Saiu no site DIPLOMATIQUE

 

Apesar das diretrizes do ECA, que apontam a destituição como exceção e ressaltam que a pobreza ou o uso de drogas não são motivos suficientes para a perda do poder familiar, a prática frequentemente contradiz essa normativa

 

Em dezembro de 2023, a Defensoria Pública do Estado do Rio de Janeiro (DPRJ) sediou a reunião do Fórum de Maternidades, Uso de Drogas e Convivência Familiar, um evento marcado pelo lançamento da cartilha “A criança foi acolhida, o que devo fazer?”. Nesse lançamento estavam presentes Eufrásia Maria Souza das Virgens, antiga defensora da Coordenadoria da Defesa dos Direitos da Criança e do Adolescente (Cdedica), profissionais da saúde e da assistência social, além de membros do colegiado do Fórum.
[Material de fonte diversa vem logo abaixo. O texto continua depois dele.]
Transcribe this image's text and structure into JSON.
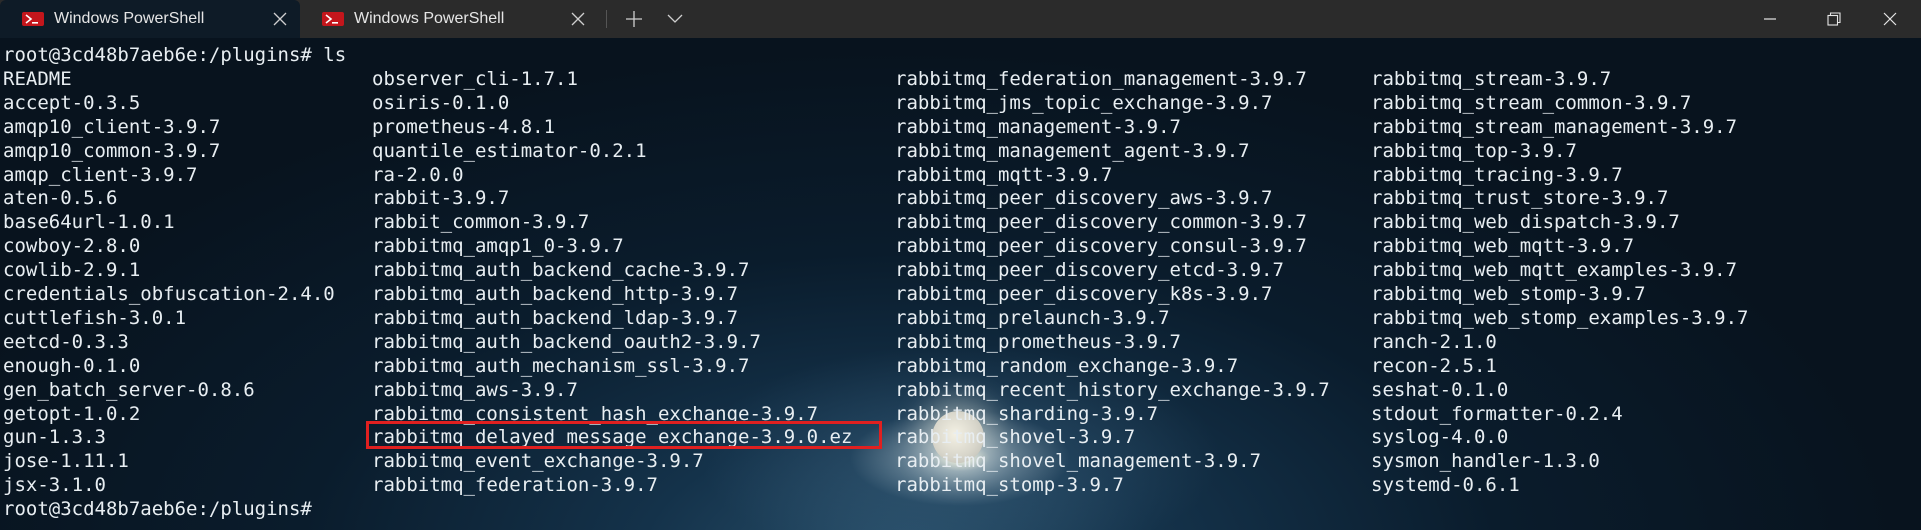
{
  "tabs": [
    {
      "label": "Windows PowerShell",
      "active": true
    },
    {
      "label": "Windows PowerShell",
      "active": false
    }
  ],
  "window_controls": {
    "new_tab": "+",
    "dropdown": "chevron-down-icon",
    "minimize": "minimize-icon",
    "maximize": "maximize-icon",
    "close": "close-icon"
  },
  "terminal": {
    "prompt_command": "root@3cd48b7aeb6e:/plugins# ls",
    "prompt_end": "root@3cd48b7aeb6e:/plugins#",
    "columns": [
      [
        "README",
        "accept-0.3.5",
        "amqp10_client-3.9.7",
        "amqp10_common-3.9.7",
        "amqp_client-3.9.7",
        "aten-0.5.6",
        "base64url-1.0.1",
        "cowboy-2.8.0",
        "cowlib-2.9.1",
        "credentials_obfuscation-2.4.0",
        "cuttlefish-3.0.1",
        "eetcd-0.3.3",
        "enough-0.1.0",
        "gen_batch_server-0.8.6",
        "getopt-1.0.2",
        "gun-1.3.3",
        "jose-1.11.1",
        "jsx-3.1.0"
      ],
      [
        "observer_cli-1.7.1",
        "osiris-0.1.0",
        "prometheus-4.8.1",
        "quantile_estimator-0.2.1",
        "ra-2.0.0",
        "rabbit-3.9.7",
        "rabbit_common-3.9.7",
        "rabbitmq_amqp1_0-3.9.7",
        "rabbitmq_auth_backend_cache-3.9.7",
        "rabbitmq_auth_backend_http-3.9.7",
        "rabbitmq_auth_backend_ldap-3.9.7",
        "rabbitmq_auth_backend_oauth2-3.9.7",
        "rabbitmq_auth_mechanism_ssl-3.9.7",
        "rabbitmq_aws-3.9.7",
        "rabbitmq_consistent_hash_exchange-3.9.7",
        "rabbitmq_delayed_message_exchange-3.9.0.ez",
        "rabbitmq_event_exchange-3.9.7",
        "rabbitmq_federation-3.9.7"
      ],
      [
        "rabbitmq_federation_management-3.9.7",
        "rabbitmq_jms_topic_exchange-3.9.7",
        "rabbitmq_management-3.9.7",
        "rabbitmq_management_agent-3.9.7",
        "rabbitmq_mqtt-3.9.7",
        "rabbitmq_peer_discovery_aws-3.9.7",
        "rabbitmq_peer_discovery_common-3.9.7",
        "rabbitmq_peer_discovery_consul-3.9.7",
        "rabbitmq_peer_discovery_etcd-3.9.7",
        "rabbitmq_peer_discovery_k8s-3.9.7",
        "rabbitmq_prelaunch-3.9.7",
        "rabbitmq_prometheus-3.9.7",
        "rabbitmq_random_exchange-3.9.7",
        "rabbitmq_recent_history_exchange-3.9.7",
        "rabbitmq_sharding-3.9.7",
        "rabbitmq_shovel-3.9.7",
        "rabbitmq_shovel_management-3.9.7",
        "rabbitmq_stomp-3.9.7"
      ],
      [
        "rabbitmq_stream-3.9.7",
        "rabbitmq_stream_common-3.9.7",
        "rabbitmq_stream_management-3.9.7",
        "rabbitmq_top-3.9.7",
        "rabbitmq_tracing-3.9.7",
        "rabbitmq_trust_store-3.9.7",
        "rabbitmq_web_dispatch-3.9.7",
        "rabbitmq_web_mqtt-3.9.7",
        "rabbitmq_web_mqtt_examples-3.9.7",
        "rabbitmq_web_stomp-3.9.7",
        "rabbitmq_web_stomp_examples-3.9.7",
        "ranch-2.1.0",
        "recon-2.5.1",
        "seshat-0.1.0",
        "stdout_formatter-0.2.4",
        "syslog-4.0.0",
        "sysmon_handler-1.3.0",
        "systemd-0.6.1"
      ]
    ],
    "highlighted_item": "rabbitmq_delayed_message_exchange-3.9.0.ez",
    "highlight_color": "#e02020"
  }
}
O encontro destacou a necessidade de uma articulação entre diversas políticas públicas para prevenir que famílias, sobretudo aquelas chefiadas por mulheres e afetadas por questões como pobreza, local de moradia, raça, etnia e religião, percam a guarda de seus filhos contra sua vontade.

O Fórum de Maternidades, Uso de Drogas e Convivência Familiar (Reprodução/Facebook)
O Fórum de Maternidades, Uso de Drogas e Convivência Familiar (Reprodução/Facebook)

Esse cenário expõe como noções hegemônicas de família, maternidade e infância são manuseadas pelo sistema judiciário, marginalizam e desautorizam experiências que divergem do modelo tradicional, reforçando a urgência do tema e a necessidade de luta por justiça. A partir desse contexto colocamos duas questões que atravessam todo o texto: por que mulheres continuam perdendo seus filhos para o Estado? Quais são os principais marcadores que atravessam esses casos?

Nos estudos realizados por pesquisadoras da Rede Transnacional de Pesquisa sobre Maternidades Destituídas, Violadas e Violentadas (REMA), as maternidades são entendidas no plural, admitindo que existem inúmeras formas de exercer o papel de cuidado reprodutivo. Os casos de violação acompanhados pelas pesquisadoras envolvem principalmente gestantes e/ou puérperas (e suas famílias) negras com trajetória de vida nas ruas, usuárias de álcool e outras drogas, em situação de pobreza extrema, moradoras de favelas ou áreas de risco, com sofrimento mental, membros de comunidades tradicionais ou indígenas e de religiões de matriz afro-brasileira (umbanda ou candomblé).

Os modos de vida dessas populações e/ou suas condições de vulnerabilidade social são considerados inadequados para os cuidados das crianças e, por isso, são justificadas a suspensão ou a extinção do poder familiar. Posteriormente, essas crianças são colocadas para adoção, sem nunca mais serem vistas. Essa prática, que tem sido menos excepcional e mais rotineira, viola a Constituição Federal e o Estatuto da Criança e do Adolescente (ECA), além de outros princípios normativos voltados à infância.

Podemos citar como peça normativa a cartilha mencionada acima que detalha o passo a passo para as famílias acessarem a DPRJ após terem bebês, crianças ou adolescentes acolhidos, geralmente em espaços conhecidos como “abrigos”. Estes são destinados a crianças e adolescentes que enfrentam suspeitas ou comprovações de violações de direitos como negligência, maus tratos, violência física, psicológica, sexual, verbal e abandono. O acolhimento seria uma primeira etapa de intervenção nesses casos. Os casos mais extremos seriam de destituição do poder familiar, sempre justificado como só ocorrendo após a falta de alternativas de ações protetivas e intervenções com vistas à manutenção da criança na família de origem.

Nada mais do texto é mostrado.